Five centuries earlier, there is the flowering of the Hebrew prophets.  The temple and Jerusalem are destroyed by the Babylonians.  This general time period is often called the Axial Age.  Classical Greek philosophers like Socrates and Plato are active.  In China, we see Confucius; in India, we see the Buddha.  Other parts of the world have their own awakenings in philosophy and spirituality.

Around 1000 B.C.E., David establishes the Israelite kingdom.  Solomon has the temple in Jerusalem built.  Going further back, the dates are more subjective, but we have the earliest estimates of Moses’ life in roughly 1500 B.C.E., and Abraham’s five centuries earlier.

Okay, there’s a crude thumbnail sketch!

So, back to today, with the Great Emergence.  One way we can see this is with the effects of the internet.  The French priest and paleontologist Pierre Teilhard de Chardin spoke of the “noosphere”: the Greek word for “mind” plus “sphere.”  Vastly oversimplified, the noosphere is the consciousness that is becoming increasingly more complex.  It is a sphere, analogous to the atmosphere, sort of like the information in the internet cloud.

But this sphere just isn’t mind; it is also spirit.  I like to think of the Biblical image of the ascension of Christ, the one who, as St. Paul puts it, “fills all in all” (Ephesians 1:23).  Perhaps we can see it reflected in Hebrews 12:1, with its mention of the “great cloud of witnesses”?
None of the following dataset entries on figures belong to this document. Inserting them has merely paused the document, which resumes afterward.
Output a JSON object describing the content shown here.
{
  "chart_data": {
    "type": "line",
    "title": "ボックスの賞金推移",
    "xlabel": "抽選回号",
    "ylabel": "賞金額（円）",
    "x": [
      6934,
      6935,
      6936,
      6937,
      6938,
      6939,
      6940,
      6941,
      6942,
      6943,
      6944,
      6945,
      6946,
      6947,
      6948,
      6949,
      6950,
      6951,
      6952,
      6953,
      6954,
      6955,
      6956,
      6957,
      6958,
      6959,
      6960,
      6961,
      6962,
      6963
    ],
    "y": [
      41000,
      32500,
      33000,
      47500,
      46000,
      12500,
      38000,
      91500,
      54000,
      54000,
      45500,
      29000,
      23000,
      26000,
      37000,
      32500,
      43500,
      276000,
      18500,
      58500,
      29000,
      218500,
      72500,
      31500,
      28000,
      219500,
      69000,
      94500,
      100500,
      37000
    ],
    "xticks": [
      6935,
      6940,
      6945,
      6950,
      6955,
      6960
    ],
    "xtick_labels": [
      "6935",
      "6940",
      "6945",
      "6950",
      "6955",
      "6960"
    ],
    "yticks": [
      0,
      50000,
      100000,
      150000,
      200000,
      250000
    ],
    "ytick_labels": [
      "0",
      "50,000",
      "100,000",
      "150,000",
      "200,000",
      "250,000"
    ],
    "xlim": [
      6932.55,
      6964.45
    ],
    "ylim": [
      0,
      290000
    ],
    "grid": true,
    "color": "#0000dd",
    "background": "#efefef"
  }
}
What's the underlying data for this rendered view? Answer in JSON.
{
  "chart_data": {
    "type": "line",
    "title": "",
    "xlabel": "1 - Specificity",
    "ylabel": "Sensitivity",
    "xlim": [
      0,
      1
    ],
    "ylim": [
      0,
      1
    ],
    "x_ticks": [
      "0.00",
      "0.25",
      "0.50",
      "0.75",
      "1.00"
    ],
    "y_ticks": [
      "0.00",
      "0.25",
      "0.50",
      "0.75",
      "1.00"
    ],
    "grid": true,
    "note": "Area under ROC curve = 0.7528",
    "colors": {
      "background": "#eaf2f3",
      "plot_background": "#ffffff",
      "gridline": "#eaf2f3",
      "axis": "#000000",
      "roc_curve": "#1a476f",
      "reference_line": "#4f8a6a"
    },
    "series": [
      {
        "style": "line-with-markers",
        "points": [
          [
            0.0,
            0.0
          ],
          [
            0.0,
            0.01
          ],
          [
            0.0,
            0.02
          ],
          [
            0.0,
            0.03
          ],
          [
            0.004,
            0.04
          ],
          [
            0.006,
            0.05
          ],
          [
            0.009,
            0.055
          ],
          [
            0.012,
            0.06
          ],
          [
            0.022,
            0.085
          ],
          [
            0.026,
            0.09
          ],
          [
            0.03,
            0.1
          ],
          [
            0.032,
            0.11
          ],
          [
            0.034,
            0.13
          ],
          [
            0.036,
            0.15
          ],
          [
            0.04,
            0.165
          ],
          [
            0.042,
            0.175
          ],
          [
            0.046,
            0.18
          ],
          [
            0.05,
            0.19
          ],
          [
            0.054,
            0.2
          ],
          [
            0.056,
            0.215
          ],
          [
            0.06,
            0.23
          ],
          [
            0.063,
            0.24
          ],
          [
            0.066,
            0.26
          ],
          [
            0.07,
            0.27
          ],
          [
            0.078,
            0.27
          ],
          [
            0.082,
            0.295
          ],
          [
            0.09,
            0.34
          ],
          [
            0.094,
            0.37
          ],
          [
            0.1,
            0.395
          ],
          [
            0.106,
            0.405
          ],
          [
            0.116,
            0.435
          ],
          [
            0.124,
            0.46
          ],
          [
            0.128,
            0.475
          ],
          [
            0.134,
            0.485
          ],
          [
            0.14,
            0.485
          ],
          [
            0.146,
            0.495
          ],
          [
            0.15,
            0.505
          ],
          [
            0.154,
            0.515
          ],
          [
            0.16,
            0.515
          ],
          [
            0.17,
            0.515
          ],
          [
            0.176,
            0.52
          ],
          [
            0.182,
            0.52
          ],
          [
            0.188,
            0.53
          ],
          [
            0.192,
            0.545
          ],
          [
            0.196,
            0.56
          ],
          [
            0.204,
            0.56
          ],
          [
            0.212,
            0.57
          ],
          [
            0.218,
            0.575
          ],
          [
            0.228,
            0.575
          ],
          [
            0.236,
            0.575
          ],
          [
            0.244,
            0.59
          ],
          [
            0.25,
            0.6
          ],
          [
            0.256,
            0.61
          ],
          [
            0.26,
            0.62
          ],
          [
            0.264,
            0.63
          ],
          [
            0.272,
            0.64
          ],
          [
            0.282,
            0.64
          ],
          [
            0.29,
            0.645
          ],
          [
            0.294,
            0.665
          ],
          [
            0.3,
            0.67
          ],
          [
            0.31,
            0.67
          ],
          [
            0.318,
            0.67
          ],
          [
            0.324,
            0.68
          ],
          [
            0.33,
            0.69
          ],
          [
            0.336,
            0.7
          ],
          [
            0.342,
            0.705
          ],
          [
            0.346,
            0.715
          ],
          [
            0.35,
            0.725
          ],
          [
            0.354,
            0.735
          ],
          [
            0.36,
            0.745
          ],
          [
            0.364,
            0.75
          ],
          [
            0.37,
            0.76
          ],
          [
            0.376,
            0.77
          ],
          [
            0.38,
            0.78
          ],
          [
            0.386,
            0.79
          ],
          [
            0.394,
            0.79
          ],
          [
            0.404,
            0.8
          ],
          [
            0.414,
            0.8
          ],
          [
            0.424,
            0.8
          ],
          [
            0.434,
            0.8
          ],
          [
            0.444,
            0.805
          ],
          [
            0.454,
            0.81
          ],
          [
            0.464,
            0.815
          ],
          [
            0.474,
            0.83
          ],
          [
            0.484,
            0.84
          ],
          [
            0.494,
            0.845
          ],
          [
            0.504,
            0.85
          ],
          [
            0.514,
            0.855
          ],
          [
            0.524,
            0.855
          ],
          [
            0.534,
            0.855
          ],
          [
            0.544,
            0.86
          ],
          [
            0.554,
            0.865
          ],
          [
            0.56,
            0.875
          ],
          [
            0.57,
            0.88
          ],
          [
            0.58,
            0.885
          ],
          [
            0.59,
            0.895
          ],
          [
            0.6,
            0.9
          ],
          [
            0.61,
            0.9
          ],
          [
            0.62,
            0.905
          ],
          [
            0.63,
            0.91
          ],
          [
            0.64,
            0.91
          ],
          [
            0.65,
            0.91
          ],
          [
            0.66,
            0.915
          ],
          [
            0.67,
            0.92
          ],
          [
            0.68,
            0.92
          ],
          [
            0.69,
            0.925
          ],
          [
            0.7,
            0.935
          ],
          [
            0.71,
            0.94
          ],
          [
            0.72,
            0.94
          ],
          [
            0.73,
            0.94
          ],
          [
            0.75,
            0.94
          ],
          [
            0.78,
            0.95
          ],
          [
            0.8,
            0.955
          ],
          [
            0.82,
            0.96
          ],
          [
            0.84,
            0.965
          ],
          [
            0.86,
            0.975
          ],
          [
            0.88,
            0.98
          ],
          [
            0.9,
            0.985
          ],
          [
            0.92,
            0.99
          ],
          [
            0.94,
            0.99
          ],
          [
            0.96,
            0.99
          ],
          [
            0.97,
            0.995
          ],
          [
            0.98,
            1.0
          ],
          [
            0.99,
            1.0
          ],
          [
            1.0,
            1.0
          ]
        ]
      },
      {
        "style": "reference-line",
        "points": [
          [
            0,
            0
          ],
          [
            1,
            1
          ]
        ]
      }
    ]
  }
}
I’ll admit to uncertainty—mystery is part of the appeal!  After all, who knows what the Great Emergence has in store?

I’ll see you in 500 years to compare notes.

25 July 2017

no one cares…or do they?

It’s interesting.  Two of the people I have identified with have had some sort of mental illness.  One was someone with whom I felt a political bond—and the other included politics—but more deeply, it was something spiritual and a matter of faith.  That includes a mutual love of Thomas Merton.